In US law, any fee representing the cost of credit

In United States law, a finance charge is any fee representing the cost of credit, or the cost of borrowing. It is interest accrued on, and fees charged for, some forms of credit. It includes not only interest but other charges as well, such as financial transaction fees. Details regarding the federal definition of finance charge are found in the Truth-in-Lending Act and Regulation Z, promulgated by the Federal Reserve Board.

In personal finance, a finance charge may be considered simply the dollar amount paid to borrow money, while interest is a percentage amount paid such as annual percentage rate (APR). These definitions are narrower than the typical dictionary definitions or accounting definitions.

Creditors and lenders use different methods to calculate finance charges. The most common formula is based on the average daily balance, in which daily outstanding balances are added together and then divided by the number of days in the month.

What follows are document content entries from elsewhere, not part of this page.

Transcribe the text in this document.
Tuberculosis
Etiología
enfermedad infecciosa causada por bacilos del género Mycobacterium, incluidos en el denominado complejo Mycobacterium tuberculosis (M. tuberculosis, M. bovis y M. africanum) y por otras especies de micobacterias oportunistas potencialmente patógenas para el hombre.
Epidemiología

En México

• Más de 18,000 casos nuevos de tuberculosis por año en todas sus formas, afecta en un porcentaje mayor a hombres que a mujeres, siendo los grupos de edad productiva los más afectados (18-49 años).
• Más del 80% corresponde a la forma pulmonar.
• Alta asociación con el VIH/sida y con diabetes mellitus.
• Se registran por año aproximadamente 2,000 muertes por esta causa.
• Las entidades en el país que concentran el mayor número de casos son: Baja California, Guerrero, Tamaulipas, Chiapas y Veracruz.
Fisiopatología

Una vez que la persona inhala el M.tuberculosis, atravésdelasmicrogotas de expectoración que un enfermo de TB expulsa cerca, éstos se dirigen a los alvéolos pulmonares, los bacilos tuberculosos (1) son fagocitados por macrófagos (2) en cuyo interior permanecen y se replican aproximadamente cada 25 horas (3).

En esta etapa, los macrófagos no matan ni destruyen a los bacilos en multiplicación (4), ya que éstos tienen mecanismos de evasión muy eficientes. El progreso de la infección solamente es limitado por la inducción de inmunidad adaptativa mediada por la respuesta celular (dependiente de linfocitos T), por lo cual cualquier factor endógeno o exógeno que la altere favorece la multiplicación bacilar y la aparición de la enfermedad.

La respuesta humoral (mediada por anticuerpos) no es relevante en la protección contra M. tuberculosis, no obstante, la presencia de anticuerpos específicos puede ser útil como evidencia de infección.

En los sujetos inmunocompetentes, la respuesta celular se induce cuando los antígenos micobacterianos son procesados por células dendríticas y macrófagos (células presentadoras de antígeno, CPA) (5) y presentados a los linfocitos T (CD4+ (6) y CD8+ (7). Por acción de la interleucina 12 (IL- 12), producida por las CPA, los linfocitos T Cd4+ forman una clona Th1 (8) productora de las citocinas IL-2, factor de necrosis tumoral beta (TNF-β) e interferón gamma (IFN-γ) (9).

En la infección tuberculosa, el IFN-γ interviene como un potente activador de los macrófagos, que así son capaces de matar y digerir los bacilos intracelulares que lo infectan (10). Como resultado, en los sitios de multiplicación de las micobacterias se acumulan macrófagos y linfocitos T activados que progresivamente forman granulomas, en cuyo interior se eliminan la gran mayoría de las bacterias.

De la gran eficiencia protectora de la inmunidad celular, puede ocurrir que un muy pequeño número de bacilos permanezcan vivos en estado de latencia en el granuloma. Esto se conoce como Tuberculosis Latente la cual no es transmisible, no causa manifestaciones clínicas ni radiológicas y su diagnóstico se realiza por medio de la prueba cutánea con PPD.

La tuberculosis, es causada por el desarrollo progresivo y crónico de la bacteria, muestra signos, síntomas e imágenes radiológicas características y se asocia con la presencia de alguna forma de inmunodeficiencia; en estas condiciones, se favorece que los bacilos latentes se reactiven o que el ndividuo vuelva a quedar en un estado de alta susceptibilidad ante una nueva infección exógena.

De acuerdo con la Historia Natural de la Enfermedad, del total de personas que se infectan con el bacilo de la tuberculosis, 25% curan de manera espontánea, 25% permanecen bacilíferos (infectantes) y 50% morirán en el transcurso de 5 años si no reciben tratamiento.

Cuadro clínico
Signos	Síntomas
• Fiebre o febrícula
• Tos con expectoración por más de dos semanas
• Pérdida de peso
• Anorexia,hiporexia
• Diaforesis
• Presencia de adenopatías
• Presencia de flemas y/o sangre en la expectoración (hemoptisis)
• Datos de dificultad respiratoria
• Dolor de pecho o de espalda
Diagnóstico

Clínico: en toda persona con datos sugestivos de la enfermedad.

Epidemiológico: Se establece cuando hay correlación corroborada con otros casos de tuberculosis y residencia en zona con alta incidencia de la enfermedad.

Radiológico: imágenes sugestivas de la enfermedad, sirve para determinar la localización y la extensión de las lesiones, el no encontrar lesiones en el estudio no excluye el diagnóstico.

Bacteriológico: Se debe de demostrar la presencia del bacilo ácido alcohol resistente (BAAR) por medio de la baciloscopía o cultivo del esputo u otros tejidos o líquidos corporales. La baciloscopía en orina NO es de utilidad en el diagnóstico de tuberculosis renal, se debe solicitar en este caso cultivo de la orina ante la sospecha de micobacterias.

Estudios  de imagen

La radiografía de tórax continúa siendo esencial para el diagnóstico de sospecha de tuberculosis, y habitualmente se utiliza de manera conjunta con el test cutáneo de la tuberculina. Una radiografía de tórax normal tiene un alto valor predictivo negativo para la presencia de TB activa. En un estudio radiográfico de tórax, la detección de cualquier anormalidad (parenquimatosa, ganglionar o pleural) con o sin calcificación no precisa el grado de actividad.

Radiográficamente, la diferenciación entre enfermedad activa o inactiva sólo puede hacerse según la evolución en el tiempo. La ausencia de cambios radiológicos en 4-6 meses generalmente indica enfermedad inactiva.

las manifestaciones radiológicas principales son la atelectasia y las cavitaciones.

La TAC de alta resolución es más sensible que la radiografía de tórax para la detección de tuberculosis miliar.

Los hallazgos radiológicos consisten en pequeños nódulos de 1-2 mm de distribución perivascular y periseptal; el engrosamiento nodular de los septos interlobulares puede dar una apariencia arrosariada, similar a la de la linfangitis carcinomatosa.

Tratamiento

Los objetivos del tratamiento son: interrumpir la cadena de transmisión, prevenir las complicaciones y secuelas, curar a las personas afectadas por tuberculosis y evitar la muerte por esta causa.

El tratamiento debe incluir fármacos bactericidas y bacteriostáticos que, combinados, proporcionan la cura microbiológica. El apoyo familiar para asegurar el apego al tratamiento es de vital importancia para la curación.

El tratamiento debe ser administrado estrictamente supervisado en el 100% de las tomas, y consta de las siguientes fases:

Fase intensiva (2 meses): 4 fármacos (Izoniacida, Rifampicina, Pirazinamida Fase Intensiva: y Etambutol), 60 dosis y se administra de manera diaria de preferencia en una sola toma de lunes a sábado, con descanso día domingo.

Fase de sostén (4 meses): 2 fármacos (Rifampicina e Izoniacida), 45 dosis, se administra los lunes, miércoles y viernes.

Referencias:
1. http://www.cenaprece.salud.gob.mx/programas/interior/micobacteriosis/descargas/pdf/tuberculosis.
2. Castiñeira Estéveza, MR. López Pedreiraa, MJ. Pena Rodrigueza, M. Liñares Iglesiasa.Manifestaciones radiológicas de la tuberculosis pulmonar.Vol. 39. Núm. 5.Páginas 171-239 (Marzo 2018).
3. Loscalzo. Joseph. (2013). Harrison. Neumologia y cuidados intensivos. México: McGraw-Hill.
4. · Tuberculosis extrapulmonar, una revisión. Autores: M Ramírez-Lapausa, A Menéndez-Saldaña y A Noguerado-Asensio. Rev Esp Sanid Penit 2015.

In financial accounting, interest is defined as any charge or cost of borrowing money. Interest is a synonym for finance charge. In effect, the accountant looks at the entire cost of settlement on a Housing and Urban Development (HUD) form 1 (the HUD-1 Settlement Statement) document as interest unless that charge can be identified as an escrow amount or an amount that is charged to current expenses or expenditures other than interest, such as payment of current or prorated real estate taxes.